Read Killing Kate Online

Authors: Lila Veen

BOOK: Killing Kate
4.46Mb size Format: txt, pdf, ePub

“You’re here,” I practically
whisper.

“Yeah, I’m here.  Joy of joys. 
Give me one of those,” she says, indicating my cigarette.  “You have booze?”  I
nod and walk to my bedroom and present her with the mostly finished bottle and
my pack.  “We’ll need more booze,” she declares, throwing herself down on my
sofa.  “I swear you bring out the worst in me.”

“I have more,” I tell her.  “How
long will you stay this time?”

“As long as I can,” she says.  “Maybe
this time you won’t kick me out with the help of Dr. Collins and Devin?”  I
nod.  It’s such a relief to see her here that I can’t imagine wanting her to
leave or letting anyone make her go.

“I won’t let them chase you away, I
need you.” I tell her.  “It’s been hell.”

“I know.”  I wonder if it’s as hard
for her to not be with me as it is for me not to see her.  I don’t want to
know, in case the answer isn’t what I want to hear.  We sit and drink and smoke
and I take her in.  Kate is beautiful where I am ugly.  She is proud where I am
ashamed.  She speaks for me when I don’t have words.  Her hair got long like
mine, I think, and she’s got freckles across her nose.  I want to reach out and
touch her, but I wait and don’t want to seem too eager.  “We’re going to Jack’s
funeral,” she tells me.

“I don’t want to,” I say, eyes
widening and shaking my head.  I feel myself shrinking back into the sofa where
I am sitting next to her, attempting to be absorbed by sticky pleather.  It
hits me and I realize how exhausted I am.  Yet I stay awake because I can’t
believe she is here with me and I am afraid that if I close my eyes, she’ll be
gone.

“You have to,” she says.  “Closure
and shit.  Dr.

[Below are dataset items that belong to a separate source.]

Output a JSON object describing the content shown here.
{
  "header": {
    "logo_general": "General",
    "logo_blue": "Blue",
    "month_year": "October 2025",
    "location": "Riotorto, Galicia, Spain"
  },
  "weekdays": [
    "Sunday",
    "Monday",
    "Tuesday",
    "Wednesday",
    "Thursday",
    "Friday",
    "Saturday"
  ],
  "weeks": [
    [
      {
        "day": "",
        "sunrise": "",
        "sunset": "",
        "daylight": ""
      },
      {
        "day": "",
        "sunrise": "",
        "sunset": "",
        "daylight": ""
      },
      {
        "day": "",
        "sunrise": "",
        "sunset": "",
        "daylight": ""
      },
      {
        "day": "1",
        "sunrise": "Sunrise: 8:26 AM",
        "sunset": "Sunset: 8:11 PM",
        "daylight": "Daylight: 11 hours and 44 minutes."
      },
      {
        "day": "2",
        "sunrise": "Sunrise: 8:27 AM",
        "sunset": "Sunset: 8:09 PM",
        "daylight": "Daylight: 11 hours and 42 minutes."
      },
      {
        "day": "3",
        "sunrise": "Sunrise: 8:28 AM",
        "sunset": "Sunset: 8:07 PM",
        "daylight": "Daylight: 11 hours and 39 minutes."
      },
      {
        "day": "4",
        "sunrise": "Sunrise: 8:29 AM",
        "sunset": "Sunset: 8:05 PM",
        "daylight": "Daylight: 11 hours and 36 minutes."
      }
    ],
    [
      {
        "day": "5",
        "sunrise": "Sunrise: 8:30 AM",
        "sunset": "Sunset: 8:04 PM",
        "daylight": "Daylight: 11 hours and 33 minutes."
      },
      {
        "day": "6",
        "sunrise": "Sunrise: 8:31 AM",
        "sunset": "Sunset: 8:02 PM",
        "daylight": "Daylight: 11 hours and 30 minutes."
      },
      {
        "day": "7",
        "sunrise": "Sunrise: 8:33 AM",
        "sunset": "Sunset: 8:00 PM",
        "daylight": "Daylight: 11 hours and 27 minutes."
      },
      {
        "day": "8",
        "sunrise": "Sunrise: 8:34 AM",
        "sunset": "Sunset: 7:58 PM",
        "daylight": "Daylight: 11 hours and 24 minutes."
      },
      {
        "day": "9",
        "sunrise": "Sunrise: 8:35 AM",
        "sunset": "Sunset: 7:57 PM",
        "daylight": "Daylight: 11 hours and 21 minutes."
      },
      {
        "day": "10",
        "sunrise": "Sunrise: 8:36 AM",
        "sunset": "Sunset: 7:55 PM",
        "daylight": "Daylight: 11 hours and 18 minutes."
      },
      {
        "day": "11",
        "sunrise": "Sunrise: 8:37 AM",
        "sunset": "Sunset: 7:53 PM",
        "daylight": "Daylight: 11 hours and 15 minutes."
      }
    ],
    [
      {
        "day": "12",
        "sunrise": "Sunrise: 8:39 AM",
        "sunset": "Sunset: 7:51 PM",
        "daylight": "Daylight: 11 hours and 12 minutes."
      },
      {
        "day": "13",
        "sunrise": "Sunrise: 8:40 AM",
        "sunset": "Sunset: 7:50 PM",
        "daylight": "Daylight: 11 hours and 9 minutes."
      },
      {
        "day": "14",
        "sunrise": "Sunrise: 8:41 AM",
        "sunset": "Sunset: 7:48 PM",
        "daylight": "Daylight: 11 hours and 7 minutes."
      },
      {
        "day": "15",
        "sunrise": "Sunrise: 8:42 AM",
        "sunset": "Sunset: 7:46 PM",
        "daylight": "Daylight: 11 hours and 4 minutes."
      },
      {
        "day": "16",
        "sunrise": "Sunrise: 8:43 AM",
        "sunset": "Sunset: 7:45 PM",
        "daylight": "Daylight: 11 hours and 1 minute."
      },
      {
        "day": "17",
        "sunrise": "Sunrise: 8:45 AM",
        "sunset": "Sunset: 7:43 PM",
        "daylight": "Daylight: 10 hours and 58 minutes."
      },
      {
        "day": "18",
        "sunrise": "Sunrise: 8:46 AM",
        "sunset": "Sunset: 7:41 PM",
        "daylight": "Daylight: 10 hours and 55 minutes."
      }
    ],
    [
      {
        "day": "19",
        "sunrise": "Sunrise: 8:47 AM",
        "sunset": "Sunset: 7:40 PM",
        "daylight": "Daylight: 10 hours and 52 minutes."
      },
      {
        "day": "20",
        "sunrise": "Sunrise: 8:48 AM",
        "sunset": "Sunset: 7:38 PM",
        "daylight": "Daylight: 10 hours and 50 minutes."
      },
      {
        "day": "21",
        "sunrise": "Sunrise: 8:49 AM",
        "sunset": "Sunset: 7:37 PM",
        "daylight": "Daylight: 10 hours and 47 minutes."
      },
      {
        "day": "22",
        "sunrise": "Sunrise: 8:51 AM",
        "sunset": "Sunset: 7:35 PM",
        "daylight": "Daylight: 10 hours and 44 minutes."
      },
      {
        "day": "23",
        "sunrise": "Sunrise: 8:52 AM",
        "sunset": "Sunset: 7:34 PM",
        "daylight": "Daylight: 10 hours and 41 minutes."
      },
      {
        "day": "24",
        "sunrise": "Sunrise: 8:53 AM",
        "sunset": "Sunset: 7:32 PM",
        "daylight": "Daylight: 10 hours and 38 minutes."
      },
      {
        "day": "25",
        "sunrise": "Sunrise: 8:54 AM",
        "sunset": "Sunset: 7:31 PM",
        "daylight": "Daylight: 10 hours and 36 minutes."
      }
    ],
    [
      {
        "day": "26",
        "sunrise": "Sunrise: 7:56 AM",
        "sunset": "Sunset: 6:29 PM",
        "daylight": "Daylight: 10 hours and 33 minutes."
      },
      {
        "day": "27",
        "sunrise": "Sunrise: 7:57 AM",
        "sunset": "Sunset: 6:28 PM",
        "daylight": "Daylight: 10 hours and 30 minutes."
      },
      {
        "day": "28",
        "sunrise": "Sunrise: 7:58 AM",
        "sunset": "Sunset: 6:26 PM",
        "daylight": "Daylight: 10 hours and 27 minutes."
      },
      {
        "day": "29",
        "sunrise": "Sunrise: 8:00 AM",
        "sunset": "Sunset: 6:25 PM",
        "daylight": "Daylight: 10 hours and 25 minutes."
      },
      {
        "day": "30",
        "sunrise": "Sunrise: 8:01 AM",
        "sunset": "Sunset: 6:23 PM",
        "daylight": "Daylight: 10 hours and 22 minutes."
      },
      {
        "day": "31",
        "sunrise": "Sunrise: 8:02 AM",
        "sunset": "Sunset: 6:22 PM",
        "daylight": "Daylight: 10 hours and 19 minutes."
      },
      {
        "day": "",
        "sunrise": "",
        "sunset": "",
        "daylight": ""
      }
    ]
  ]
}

Collins would say something stupid like that.  Have you seen her
lately?”

“No,” I tell her.  “Not for a
while.”  Not since you left, I think.

Kate nods.  “You’re better off. 
You’re an adult - you get to decide your own fate.”  She looks over at me.  “Go
back to bed.  I’ll be here when you wake up, I promise.”  She knows exactly how
I feel, I think.  “Then let’s get some food.  I’m fucking starving.”

Like a zombie I shuffle off to my
bedroom, trusting and praying she will be here when I wake up.  I look back at
her sitting on my couch, in disbelief that she is actually here.  She beams me
a smile that is uncharacteristically Kate in every way and I wonder if she’s
changed.  “Go,” she says.  “I promise I’ll be here.”

Chapter 2

It’s my day off, and so I sleep for
a long time.  When I wake up its dark outside and I don’t know what time it
is.  I can’t remember where I put my phone after I hung up with Devin.  Likely
in a pile of clothes that surround me.  I get up and see Kate is still here
with me, and I feel safe.  She is resting on the couch but her eyes are open.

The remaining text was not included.